Slightly related to #51
Makes sense. Just to clarify, does the error happen because the random sampling only encounters UUIDs?
I think both ideas are good.
-
Fall-back when parsing fails. It's the most user-friendly, but might be tricky to implement. Possibly reladiff would have to restart the diffing process, as changing the type would re-order the keys, which would make it impractical to merge with the initial attempt. But maybe I'm wrong?
-
Forcing the type is the simplest and most efficient solution. It requires more user intervention, which is unfortunate, but I think it's reasonable for such an unusual situation.
For data quality checks, we expect the same result each time when using the same dataset.

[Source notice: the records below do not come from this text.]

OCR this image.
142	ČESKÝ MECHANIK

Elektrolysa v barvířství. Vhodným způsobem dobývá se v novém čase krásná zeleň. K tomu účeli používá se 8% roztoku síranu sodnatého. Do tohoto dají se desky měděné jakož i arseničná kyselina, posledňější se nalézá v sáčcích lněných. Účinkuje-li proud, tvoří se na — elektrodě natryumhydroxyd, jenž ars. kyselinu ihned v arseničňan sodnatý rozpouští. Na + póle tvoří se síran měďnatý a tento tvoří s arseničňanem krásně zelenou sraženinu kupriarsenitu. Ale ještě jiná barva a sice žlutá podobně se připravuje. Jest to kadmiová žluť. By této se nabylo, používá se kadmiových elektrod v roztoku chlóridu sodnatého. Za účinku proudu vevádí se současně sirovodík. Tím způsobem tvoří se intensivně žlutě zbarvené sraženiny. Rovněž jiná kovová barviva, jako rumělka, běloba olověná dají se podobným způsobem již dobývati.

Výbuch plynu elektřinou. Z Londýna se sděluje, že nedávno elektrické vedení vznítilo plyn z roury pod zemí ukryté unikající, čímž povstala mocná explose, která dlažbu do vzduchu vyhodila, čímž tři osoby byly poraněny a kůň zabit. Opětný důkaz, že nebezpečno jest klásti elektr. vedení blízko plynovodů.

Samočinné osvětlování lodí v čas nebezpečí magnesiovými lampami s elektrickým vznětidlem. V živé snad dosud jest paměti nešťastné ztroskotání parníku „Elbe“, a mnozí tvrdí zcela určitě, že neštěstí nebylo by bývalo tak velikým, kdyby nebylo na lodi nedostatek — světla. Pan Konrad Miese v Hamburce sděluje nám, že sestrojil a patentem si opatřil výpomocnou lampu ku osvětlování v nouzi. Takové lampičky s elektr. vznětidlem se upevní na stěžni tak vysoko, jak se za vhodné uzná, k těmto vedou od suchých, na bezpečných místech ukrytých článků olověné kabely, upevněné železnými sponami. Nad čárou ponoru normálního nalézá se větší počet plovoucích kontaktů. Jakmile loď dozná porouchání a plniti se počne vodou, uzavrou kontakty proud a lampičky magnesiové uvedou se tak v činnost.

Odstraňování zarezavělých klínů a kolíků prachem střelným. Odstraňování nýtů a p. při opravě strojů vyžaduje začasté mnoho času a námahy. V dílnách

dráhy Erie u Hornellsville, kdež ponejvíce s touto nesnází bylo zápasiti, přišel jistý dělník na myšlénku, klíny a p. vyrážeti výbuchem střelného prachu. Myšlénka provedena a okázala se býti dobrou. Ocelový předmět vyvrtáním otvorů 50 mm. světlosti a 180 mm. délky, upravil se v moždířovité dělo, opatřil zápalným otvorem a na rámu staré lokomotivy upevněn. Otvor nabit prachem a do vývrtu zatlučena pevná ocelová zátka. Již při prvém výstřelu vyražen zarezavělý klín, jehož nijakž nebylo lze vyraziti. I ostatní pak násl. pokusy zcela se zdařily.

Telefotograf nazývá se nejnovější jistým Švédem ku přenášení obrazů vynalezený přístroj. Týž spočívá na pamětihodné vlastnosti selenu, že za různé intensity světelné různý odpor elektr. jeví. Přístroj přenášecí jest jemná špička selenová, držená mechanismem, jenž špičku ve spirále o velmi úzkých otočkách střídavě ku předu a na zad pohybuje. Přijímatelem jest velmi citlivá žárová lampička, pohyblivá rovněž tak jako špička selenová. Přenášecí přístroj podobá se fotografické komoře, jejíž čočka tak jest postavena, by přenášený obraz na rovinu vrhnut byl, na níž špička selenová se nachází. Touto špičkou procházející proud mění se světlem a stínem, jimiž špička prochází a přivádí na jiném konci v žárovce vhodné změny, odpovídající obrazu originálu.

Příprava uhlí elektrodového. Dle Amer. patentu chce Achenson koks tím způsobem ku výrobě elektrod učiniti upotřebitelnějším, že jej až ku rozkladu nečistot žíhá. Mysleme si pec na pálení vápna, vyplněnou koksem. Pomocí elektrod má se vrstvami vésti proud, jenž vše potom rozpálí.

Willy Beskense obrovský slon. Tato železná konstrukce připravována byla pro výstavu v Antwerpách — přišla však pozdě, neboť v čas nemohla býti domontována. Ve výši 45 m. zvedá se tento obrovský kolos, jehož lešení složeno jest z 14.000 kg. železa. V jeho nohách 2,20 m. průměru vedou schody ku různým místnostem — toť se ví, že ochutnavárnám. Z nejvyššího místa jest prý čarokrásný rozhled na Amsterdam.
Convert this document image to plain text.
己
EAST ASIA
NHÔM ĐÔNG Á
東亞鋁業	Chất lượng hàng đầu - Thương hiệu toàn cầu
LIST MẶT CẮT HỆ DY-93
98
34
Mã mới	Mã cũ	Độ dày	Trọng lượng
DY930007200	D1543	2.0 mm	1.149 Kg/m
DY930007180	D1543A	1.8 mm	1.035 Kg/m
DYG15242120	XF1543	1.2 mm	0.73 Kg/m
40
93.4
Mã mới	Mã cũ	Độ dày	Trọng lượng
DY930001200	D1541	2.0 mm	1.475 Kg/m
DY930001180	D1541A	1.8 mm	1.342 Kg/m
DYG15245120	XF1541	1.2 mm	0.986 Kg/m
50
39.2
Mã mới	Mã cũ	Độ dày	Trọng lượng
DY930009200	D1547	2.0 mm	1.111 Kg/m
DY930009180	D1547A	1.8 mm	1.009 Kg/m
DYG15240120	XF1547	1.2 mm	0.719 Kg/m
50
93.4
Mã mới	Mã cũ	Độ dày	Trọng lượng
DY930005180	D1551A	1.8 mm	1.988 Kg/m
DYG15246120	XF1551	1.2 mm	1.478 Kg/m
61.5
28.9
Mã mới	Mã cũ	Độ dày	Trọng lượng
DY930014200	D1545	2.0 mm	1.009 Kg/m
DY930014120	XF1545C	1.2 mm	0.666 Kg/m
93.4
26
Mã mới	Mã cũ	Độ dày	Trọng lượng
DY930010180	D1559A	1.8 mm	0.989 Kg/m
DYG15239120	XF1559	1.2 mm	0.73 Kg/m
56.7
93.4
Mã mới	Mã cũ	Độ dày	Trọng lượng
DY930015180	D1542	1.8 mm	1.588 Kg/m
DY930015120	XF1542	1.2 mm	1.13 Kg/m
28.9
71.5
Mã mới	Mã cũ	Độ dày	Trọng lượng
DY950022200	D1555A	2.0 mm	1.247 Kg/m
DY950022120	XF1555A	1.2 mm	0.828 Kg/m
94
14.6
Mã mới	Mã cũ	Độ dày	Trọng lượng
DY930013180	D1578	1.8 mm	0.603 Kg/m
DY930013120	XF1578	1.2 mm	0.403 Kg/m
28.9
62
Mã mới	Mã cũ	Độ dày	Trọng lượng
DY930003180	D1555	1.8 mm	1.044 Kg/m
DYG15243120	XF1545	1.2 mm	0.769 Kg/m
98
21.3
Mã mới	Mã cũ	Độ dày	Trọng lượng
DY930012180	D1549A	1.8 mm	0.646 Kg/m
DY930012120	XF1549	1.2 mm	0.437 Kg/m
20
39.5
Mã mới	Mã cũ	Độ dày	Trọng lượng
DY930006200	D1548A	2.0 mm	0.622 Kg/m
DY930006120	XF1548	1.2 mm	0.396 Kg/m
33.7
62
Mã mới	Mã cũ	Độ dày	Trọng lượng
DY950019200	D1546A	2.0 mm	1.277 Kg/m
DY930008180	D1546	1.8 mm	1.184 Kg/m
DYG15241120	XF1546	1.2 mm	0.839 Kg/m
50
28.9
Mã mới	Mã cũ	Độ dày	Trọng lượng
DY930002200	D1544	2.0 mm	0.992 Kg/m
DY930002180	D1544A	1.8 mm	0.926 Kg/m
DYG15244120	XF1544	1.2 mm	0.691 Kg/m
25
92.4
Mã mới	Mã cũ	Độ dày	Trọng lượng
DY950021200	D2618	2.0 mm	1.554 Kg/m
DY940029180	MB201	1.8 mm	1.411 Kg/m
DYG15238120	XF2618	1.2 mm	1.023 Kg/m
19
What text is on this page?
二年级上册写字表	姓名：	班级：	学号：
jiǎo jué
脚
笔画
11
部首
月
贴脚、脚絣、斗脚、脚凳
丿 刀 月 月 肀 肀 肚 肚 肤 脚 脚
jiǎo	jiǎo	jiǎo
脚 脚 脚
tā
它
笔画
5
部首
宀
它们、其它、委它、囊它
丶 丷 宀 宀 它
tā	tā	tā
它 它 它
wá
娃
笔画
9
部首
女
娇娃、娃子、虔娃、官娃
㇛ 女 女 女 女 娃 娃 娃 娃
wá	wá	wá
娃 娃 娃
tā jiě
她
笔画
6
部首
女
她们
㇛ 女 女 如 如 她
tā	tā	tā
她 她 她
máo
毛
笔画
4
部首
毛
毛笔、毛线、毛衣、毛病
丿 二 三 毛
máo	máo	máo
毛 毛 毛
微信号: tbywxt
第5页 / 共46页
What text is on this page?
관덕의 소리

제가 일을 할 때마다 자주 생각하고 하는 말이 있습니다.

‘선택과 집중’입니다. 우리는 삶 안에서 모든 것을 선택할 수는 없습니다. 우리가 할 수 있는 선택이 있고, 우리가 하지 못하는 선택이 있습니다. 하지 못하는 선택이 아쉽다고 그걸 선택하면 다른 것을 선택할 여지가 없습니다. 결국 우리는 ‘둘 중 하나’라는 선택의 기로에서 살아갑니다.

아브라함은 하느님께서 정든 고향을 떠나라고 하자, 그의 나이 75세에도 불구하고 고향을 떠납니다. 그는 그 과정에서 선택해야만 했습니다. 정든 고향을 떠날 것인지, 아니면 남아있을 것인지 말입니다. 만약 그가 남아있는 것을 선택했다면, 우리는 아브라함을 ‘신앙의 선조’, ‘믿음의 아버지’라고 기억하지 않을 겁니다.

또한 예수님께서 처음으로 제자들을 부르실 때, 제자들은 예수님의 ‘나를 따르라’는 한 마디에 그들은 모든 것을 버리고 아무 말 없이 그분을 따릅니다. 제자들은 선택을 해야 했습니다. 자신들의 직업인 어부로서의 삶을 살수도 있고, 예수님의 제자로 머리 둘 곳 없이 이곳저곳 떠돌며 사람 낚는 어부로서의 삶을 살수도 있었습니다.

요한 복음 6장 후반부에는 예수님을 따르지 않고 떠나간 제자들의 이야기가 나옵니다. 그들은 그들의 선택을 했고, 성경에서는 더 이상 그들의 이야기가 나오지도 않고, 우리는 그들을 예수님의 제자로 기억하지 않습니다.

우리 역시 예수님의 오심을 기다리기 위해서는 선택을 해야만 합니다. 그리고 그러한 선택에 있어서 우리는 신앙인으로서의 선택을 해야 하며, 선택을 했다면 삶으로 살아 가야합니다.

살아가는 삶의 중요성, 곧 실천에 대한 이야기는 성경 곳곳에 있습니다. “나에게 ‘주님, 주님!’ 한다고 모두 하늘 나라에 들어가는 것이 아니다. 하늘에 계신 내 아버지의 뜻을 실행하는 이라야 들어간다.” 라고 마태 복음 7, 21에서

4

I'm looking at the code right now. From what I see, reladiff doesn't do deterministic sampling or sort before sampling:
samples_by_row = self.query(
table(*table_path).select(*fields).where(Code(where) if where else SKIP).limit(sample_size), list
)
This raises a new concern. Without sorting, we get random samples each time. So one database might get samples that help detect the right data type, while another might get samples that lead to wrong data type assumptions.
Can we add sorting as a simple fix? This would make the behavior predictable.
Yes, that makes sense, and I don't see a reason not to. We already have the keys, and so we can sort by them, in the same way as we sort in the main algorithm.